When emperor Leopold died, Carl Theodor became the holy roman emperor, as a care taker.
Sir Thompson now became a Count Rumford, when he was 39 years old.
Out of the blue, he received a letter from his daughter, Sally.
When war was threatening to engulf Bavaria, Thompson left for Italy.
He revived his interest in science.
He saw Volta demonstrating the twitching of frog’s legs, under the influence of electricity.
He returned to Bavaria in 1794, to make a name for himself in science.
To get his work published by the royal society, he went to London.

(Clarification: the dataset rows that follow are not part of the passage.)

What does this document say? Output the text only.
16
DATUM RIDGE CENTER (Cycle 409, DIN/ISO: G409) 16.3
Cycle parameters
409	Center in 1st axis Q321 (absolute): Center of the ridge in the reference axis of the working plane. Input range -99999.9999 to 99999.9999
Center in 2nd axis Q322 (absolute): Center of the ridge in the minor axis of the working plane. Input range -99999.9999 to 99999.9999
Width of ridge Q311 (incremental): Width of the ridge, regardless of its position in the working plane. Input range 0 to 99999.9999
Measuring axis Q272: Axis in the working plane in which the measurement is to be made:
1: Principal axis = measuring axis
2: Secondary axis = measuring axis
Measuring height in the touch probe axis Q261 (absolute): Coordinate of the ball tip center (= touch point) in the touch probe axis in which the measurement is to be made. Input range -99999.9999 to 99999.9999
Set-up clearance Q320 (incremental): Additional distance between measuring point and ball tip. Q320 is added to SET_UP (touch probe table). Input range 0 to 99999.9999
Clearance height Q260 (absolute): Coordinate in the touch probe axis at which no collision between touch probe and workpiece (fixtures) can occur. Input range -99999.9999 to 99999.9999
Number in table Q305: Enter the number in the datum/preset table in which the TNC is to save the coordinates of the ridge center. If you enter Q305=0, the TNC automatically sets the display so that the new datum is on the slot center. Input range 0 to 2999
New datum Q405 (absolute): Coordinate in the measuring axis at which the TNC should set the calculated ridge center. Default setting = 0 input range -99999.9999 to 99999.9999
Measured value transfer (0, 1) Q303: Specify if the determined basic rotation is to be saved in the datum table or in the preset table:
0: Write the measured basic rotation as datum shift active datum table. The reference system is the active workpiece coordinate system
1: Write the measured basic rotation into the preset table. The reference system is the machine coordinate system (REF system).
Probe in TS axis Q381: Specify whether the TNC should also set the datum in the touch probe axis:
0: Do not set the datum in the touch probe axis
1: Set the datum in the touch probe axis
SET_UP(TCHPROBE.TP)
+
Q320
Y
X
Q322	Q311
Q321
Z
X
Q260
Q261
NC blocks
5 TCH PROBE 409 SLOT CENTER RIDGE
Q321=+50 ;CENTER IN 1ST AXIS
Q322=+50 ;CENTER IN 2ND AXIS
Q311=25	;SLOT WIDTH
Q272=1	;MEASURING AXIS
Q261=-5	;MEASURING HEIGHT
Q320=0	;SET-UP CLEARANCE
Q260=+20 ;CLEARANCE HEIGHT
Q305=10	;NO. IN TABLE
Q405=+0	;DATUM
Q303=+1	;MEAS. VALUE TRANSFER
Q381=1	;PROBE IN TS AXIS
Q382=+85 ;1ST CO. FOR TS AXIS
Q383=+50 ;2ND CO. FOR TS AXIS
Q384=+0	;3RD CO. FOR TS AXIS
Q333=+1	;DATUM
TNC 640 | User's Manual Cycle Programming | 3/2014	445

He designed a better fire place, which prevented smoke from coming into the room.
He brought Sally over from America to join him.
Though he was initially embarrassed by her country bumpkin ways,
they settled down and spent a lot of time with each other.
Thompson was appointed as an ambassador to Britain.
King George III did not accept his credentials, since he was a British national.
Thompson established a museum for research and education, which became the Royal institution in 1800.
The Royal institution became a huge success in promoting public understanding of science.
He met the widow madame Lavoisier in 1804, and decided to marry her.
There was a technical difficulty, since he had to prove, that his first wife was dead.
They lived together and eventually married in 1805.
Then they discovered that they were not compatible.
Thompson wanted a semi retired life, doing scientific work.
His wife wanted parties and a full social life.
They parted ways, and Thompson lived with another mistress.
Thompson died in 1814.
Thompson made an important contribution to our understanding of the nature of heat.
At that time, every body was thought to possess caloric.
When caloric flowed out, it raised the temperature.
While in Munich, Thompson noticed that a cannon became hotter,
if it was fired without a cannon ball, even though the same amount of gunpowder was used.
He also noticed that when a cannon is drilled using horses, it produced heat.
He demonstrated that this heat could make water boil.
The fact that water could be made to boil without fire fascinated people.
He established the fact that there is no connection between the amount of heat in a body, and its mass.
He understood that nothing could be flowing in and out of the body, when it was heated or cooled.
This helped later scientists to discard the caloric model of heat.
In terms of understanding the place of humankind in space and time,
was the understanding of geological processes that shaped the Earth.
The first version of this story, was put together by Scot James Hutton.
James was born in a modest form in 1726, in Edinburgh.
He was apprenticed to a lawyer at the age of 17.
He showed no aptitude for law, and was deeply interested in chemistry.
He went to the university to study medicine, which was the nearest thing to chemistry at that time.
He received his M.D. in 1749, but never practiced medicine.
He worked on improving the farm that he had inherited.
While doing this, he developed an interest in geology.
Along with a friend, he invented a process for manufacturing ammonium chloride,
which was used for preparing cotton for dyeing and printing.
With the money coming from this, he decided to devote himself to science, at the age of 42.
He was a friend of Joseph Black.
He was the founder member of the Royal Society of Edinburgh, established in 1783.
He is best known for suggesting that the Earth is much older than what theologians said.
He proposed that given time, mountains could be worn away by erosion,
the sediments being laid down on the sea floor, and later uplifted to form new mountains,
by earthquakes and volcanoes.
This became known as the principal of uniformitarianism.
He published his work in 1788.
His work was criticised by other scientists.
He defended his ideas in the book, ‘The theory of the Earth’, published in 1795.
He died in 1797.
James pointed out that the natural processes of the Earth should certainly take more than 6000 years,
as interpreted.
He said the age of the Earth is beyond comprehension.
He was continued to be criticised after his death.
His friend John Playfair, wrote a masterly summary of James Hutton’s work, in 1802.
This reached a wider audience, who realised that James’s ideas had to be taken seriously.
But it took another generation for the seed planted by James, on uniformitarianism, to flower.